Mattia Binotto believes a new rear wing introduced by Ferrari over the past three races has helped to close the gap to Red Bull after a second consecutive victory in the Austrian Grand Prix.
Charles Leclerc had the pace to catch and pass Max Verstappen on three occasions at the Red Bull Ring, backing up Carlos Sainz’s win at Silverstone a week before. That came after Sainz pressured Verstappen all the way to the flag in Canada, and Binotto says a new rear wing that was introduced in Montreal – on Leclerc’s car – has played a big role in the recent form.
“We had a disadvantage compared to the Red Bull no doubt in terms of straight line speed especially in DRS zones – so in terms of the power of their DRS compared to ours,” Binotto said. “We worked a lot on it.
“The new rear wing that we introduced only on one example – on Charles – in Canada, so we had it on both cars since the UK and with that new rear wing I think we simply reduced the gap.
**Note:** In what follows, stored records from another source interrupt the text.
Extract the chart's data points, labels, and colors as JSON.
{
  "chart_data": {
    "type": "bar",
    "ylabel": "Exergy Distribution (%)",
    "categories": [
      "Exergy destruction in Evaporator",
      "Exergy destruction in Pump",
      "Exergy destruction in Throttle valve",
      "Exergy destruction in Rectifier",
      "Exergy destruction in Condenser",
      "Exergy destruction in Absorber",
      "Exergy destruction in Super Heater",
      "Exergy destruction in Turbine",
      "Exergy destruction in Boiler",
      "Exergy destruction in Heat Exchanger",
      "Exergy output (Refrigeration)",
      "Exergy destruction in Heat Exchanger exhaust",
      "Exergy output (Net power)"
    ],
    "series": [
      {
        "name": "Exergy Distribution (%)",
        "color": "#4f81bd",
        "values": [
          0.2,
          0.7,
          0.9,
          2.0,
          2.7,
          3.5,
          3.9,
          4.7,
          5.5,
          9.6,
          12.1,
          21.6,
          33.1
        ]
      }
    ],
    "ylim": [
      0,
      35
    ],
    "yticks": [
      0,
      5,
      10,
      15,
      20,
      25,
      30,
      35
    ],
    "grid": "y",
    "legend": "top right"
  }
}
“We closed the gap we had in terms of speed. I think they still have got a slight advantage, but very little or negligible, and while in terms of power we are very close then it’s only about the grip limited in the corners where we can make the difference.
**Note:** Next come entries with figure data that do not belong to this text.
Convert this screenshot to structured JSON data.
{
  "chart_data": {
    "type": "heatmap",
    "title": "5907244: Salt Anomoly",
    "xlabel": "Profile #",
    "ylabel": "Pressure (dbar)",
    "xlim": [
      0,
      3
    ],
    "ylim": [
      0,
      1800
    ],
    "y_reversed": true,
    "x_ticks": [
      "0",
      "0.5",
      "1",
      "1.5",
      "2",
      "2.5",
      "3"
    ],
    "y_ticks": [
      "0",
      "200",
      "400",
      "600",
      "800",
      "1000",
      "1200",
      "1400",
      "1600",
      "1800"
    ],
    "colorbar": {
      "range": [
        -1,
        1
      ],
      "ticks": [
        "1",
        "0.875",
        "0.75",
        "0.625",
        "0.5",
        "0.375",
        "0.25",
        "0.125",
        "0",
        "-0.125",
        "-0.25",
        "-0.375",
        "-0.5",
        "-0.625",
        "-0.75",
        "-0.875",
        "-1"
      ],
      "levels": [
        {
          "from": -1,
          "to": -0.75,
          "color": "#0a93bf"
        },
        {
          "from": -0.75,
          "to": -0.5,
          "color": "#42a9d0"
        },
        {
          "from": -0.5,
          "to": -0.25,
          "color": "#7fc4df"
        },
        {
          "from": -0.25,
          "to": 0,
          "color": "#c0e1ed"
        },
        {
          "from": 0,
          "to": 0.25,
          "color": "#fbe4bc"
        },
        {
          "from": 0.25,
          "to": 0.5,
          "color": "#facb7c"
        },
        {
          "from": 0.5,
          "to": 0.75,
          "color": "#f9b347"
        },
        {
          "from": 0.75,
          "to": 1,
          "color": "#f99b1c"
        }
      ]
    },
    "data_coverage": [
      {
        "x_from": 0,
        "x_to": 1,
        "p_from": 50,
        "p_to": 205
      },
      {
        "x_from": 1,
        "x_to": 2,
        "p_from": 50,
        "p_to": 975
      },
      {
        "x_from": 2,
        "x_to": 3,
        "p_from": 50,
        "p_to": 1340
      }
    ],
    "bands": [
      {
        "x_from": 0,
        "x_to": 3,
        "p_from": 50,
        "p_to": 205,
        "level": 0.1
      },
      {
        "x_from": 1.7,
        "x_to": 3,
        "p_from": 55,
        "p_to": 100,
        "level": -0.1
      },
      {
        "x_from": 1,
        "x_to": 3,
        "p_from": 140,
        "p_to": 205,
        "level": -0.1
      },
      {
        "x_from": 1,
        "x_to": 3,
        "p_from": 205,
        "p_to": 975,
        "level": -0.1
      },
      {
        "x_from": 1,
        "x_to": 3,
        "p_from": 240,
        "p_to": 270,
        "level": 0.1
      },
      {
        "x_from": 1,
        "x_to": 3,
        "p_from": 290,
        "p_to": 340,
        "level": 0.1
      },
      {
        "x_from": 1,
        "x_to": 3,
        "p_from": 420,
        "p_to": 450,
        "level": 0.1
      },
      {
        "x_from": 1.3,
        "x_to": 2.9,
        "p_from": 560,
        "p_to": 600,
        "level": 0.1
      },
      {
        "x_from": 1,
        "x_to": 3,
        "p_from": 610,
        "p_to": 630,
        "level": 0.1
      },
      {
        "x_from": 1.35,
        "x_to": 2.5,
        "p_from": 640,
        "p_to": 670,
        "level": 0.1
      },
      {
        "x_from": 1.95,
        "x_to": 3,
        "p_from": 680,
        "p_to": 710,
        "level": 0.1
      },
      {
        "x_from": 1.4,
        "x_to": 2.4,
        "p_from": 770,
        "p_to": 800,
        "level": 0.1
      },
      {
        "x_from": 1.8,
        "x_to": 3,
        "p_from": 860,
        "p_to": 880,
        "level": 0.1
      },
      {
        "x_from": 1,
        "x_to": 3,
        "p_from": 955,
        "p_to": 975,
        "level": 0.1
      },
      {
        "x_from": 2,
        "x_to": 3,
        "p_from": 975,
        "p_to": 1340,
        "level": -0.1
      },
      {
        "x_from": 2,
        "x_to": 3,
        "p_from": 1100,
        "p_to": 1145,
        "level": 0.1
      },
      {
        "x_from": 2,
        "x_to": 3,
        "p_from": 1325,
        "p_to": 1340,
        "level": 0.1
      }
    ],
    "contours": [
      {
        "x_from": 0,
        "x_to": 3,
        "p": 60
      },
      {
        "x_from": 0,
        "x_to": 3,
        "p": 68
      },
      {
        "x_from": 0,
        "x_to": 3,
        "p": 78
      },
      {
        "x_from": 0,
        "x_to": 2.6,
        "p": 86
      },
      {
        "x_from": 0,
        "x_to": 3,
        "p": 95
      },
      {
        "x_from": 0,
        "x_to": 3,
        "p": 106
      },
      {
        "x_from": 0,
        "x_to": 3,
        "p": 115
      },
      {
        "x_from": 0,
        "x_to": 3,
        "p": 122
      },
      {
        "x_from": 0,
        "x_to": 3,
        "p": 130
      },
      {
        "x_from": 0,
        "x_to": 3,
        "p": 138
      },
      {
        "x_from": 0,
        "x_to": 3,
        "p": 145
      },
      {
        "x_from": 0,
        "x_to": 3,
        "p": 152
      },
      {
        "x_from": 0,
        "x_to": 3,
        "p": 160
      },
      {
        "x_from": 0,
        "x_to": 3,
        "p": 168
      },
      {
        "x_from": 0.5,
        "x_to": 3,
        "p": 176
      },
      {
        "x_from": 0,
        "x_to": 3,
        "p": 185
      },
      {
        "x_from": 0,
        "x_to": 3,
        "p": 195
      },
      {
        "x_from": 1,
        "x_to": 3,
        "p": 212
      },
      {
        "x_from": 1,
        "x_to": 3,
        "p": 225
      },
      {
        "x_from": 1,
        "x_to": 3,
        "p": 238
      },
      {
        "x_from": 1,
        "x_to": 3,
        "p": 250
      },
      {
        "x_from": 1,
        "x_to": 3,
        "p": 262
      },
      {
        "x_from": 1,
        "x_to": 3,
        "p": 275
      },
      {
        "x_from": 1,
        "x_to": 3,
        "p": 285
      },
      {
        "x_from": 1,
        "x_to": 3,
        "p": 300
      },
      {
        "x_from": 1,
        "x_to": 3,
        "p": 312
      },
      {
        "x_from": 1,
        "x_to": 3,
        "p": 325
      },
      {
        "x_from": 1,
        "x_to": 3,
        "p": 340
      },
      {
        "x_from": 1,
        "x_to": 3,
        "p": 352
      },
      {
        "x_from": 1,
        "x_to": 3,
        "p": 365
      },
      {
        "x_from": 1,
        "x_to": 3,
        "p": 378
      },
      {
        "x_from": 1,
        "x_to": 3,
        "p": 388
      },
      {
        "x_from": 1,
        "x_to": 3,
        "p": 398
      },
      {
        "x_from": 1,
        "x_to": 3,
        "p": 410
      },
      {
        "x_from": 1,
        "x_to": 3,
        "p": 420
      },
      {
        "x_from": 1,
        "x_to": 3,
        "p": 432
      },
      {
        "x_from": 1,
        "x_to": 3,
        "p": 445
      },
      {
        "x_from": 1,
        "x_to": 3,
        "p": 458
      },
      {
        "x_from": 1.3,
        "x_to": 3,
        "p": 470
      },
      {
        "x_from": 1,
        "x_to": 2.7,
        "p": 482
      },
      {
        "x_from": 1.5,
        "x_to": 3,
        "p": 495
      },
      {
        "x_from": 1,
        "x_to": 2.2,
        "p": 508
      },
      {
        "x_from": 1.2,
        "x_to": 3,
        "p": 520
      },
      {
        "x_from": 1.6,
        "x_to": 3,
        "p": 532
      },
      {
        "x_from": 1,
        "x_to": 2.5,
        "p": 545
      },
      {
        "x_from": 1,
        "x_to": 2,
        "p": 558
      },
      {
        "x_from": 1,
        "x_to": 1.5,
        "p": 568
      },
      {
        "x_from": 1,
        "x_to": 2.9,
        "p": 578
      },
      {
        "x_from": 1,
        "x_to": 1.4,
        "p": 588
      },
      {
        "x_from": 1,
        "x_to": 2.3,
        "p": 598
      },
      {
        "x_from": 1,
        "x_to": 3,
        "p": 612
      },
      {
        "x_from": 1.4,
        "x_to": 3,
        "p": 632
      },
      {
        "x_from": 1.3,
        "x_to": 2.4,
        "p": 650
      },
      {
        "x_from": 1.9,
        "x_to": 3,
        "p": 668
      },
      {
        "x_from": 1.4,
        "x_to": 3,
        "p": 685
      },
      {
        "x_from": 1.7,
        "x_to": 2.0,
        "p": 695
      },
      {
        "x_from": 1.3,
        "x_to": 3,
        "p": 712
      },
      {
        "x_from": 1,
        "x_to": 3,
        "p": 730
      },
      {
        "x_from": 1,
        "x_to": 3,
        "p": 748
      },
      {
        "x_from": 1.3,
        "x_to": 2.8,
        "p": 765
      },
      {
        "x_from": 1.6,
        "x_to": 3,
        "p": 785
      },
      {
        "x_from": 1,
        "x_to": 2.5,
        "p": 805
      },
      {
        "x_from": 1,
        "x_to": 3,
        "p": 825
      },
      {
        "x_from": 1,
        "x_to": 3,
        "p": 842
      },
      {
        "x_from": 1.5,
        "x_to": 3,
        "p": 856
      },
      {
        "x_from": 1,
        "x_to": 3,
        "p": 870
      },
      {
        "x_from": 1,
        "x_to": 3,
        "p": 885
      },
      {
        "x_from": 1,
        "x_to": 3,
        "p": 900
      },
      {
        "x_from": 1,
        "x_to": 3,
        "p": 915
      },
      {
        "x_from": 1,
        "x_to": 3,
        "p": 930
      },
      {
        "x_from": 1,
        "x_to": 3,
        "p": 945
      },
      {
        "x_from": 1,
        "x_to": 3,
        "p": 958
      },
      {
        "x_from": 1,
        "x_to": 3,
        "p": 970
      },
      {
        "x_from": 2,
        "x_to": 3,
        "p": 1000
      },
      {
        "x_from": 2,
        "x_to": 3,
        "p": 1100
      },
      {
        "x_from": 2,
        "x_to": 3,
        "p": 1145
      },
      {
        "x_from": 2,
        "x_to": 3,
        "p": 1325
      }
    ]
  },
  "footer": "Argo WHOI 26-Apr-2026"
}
“I think we have been faster not only because of the car but also the two drivers. They made a fantastic weekend in terms of car balance, car set-up, understanding the tires, managing the tires, and driving on track.
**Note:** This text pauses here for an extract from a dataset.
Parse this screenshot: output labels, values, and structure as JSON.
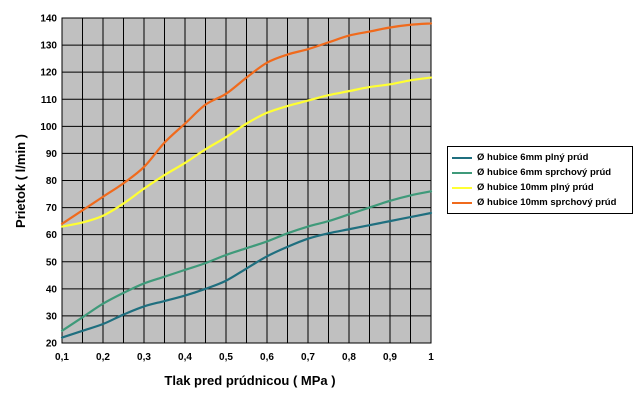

“They were both doing very well, being very fast, so I think that has been something in terms of relative competitive performance.”
While Verstappen won the Sprint on Saturday in Austria, Binotto says the way the drivers approached the first stint of the grand prix led to Ferrari being able to press home an advantage it had in terms of tire degradation.
“I think in terms of pure speed we are very similar and the qualifying is proving it. I don’t think there is much difference between the two cars, if any it was in terms of tire degradation.
“Maybe a read into that was in the Sprint, I think we had a bit more of an advantage on tire degradation which we transformed into more evidence [in the race] because we started putting pressure on Max at the very start and forcing him to have some more pace and then degrading the tires more. I think what we saw in the Sprint was more obvious [in the race] because we put more pressure on.”
Despite that turnaround, it wasn’t a perfect race for Ferrari as Sainz retired and Binotto concedes he found it too tense to watch the closing stages as Leclerc also had reliability concerns.
“I have to admit I was very nervous. Disappointed as well with what happened to Carlos, but so nervous that I stopped watching the race in the last three laps.”